Treuhänder für Hilfsgüter in alevitischem Gemeindehaus ernannt
Von zivilgesellschaftlichen Organisationen gesammelte Hilfsgüter seien an mehreren Stellen beschlagnahmt worden, sagte Erçe, so etwa im alevitischen Gemeindehaus (Cemevi) im Landkreis Markaz (Pazarcık): „Das Cemevi im Dorf Hasankoca wurde in ein Zentrum für die Verteilung von Hilfsgütern umgewandelt. Dort wurde eine Koordination eingerichtet. Ihr gehörten der CHP-Abgeordnete Orhan Sarıbal, der HDP-Abgeordnete Zeynel Özen, der Bürgermeister von Dersim, Mehmet Fatih Maçoğlu, die SDP, die EMEP, KESK-Komponenten und die SES an. Das Büro des Landrats beschlagnahmte die Materialien, die mit den gemeinsamen Bemühungen all dieser Organisationen gesammelt worden waren. Sie sagten, dass sie diese Arbeit selbst machen werden. Es wurde ein Treuhänder ernannt, aber nicht für das Cemevi, sondern für die Hilfsgüter."
Tätigkeiten islamischer Organisationen im Erdbebengebiet
Cuma Erçe machte außerdem auf die Tätigkeiten islamischer Organisationen in den für die Erdbebenopfer errichteten Zeltsiedlungen aufmerksam. Diese hätten ein gefährliches Ausmaß erreicht. Obwohl diese Tätigkeiten offen vor aller Augen durchgeführt werden, werde von offiziellen Institutionen und Organisationen nicht dagegen vorgegangen: „In der Presse war zu lesen, dass in der Zeltstadt, die in den ersten Tagen im Bezirk Nurdağı in Antep [ku. Dîlok] errichtet wurde, ein Schild für einen Korankurs für Kinder im Alter von vier bis sechs Jahren aufgehängt wurde. Sie tun dies, ohne sich zu verstecken oder zu verbergen. Es gibt Kinder, die verschwunden sind, Kinder, deren Eltern unter den Trümmern verschüttet wurden. Wir erhalten Nachrichten, dass diese Kinder in Wohnheimen von Sekten und der IHH untergebracht worden sind. In Adıyaman [ku. Semsûr] haben wir von unseren Freunden, die persönlich vor Ort waren, erfahren, dass der Menzil-Sekte Tausende von Zelten zur Verfügung gestellt wurden, dass Containersiedlungen errichtet wurden, dass Kinder, die ihre Verwandten verloren haben, an sie übergeben wurden und dass ihre Ausbildung von ihnen übernommen wurde. Wir haben Hunderte von Beschwerden aus verschiedenen Zeltstädten zu diesem Thema erhalten."

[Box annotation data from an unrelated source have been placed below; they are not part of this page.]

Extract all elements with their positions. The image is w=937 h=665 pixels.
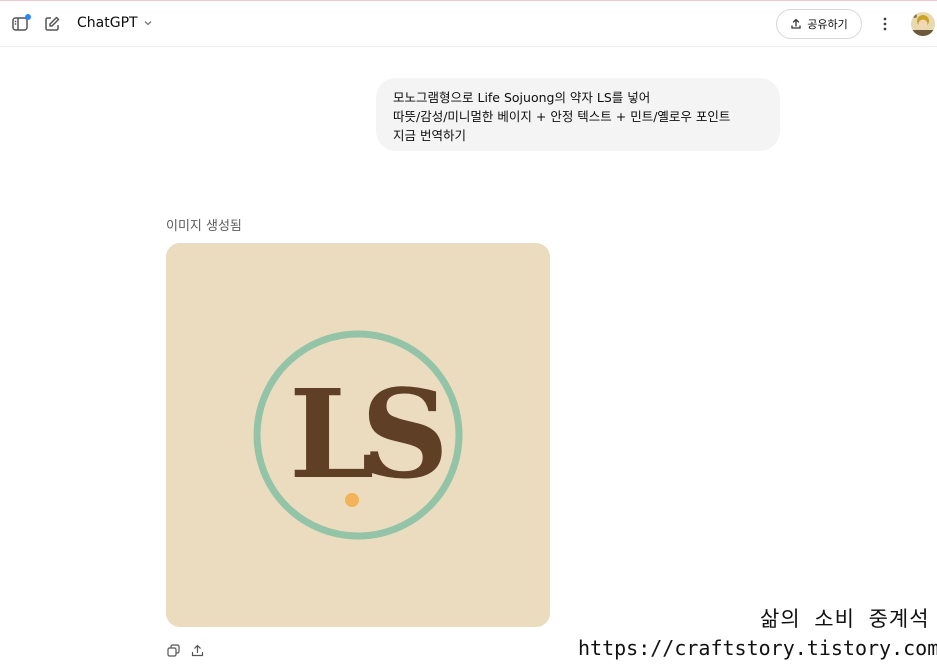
model-name: ChatGPT [77, 15, 138, 31]
copy-icon [166, 643, 180, 657]
user-message-line: 모노그램형으로 Life Sojuong의 약자 LS를 넣어 [393, 90, 651, 105]
image-generated-label: 이미지 생성됨 [166, 219, 242, 234]
sidebar-toggle-button[interactable] [9, 13, 31, 35]
monogram-dot [345, 493, 359, 507]
new-chat-button[interactable] [41, 13, 63, 35]
user-avatar[interactable] [911, 12, 935, 36]
generated-image[interactable]: LS [166, 243, 550, 627]
more-options-button[interactable] [875, 13, 895, 35]
user-message-line: 지금 번역하기 [393, 128, 466, 143]
chevron-down-icon [143, 18, 153, 28]
upload-icon [191, 644, 204, 657]
notification-dot [25, 14, 31, 20]
user-message-bubble: 모노그램형으로 Life Sojuong의 약자 LS를 넣어 따뜻/감성/미니… [376, 78, 780, 151]
monogram-letters: LS [289, 362, 442, 506]
share-image-button[interactable] [189, 642, 205, 658]
model-selector[interactable]: ChatGPT [77, 15, 153, 31]
share-label: 공유하기 [807, 18, 848, 31]
copy-image-button[interactable] [165, 642, 181, 658]
more-vertical-icon [883, 17, 887, 31]
share-button[interactable]: 공유하기 [776, 9, 862, 39]
watermark-url: https://craftstory.tistory.com/ [578, 636, 937, 660]
user-message-line: 따뜻/감성/미니멀한 베이지 + 안정 텍스트 + 민트/옐로우 포인트 [393, 109, 731, 124]
share-icon [790, 18, 802, 30]
new-chat-icon [43, 15, 61, 33]
watermark-title: 삶의 소비 중계석 [760, 607, 930, 631]
top-header: ChatGPT 공유하기 [0, 1, 937, 47]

„Wir haben die vom Staat verursachte Lücke gefüllt“
Erçe betonte, dass die alevitischen Gemeindezentren viele Aktivitäten durchführen, die der Staat in der Region ohne jegliche Unterstützung durchführen sollte. Abschließend erklärte er: „Wir haben Tausende von Verstorbenen beerdigt. Sie wurden durch unsere Organisationen beerdigt. Das Innenministerium schickt uns über das Referat für Vereinigungen ständig Dankesbotschaften, weil diese Aufgabe eigentlich in seinen Zuständigkeitsbereich fällt. Der Staat treibt Steuern und Spenden ein und hat die Macht. Wir haben es nicht getan, um seine Arbeit zu erledigen, sondern um die vom Staat verursachte Lücke zu füllen."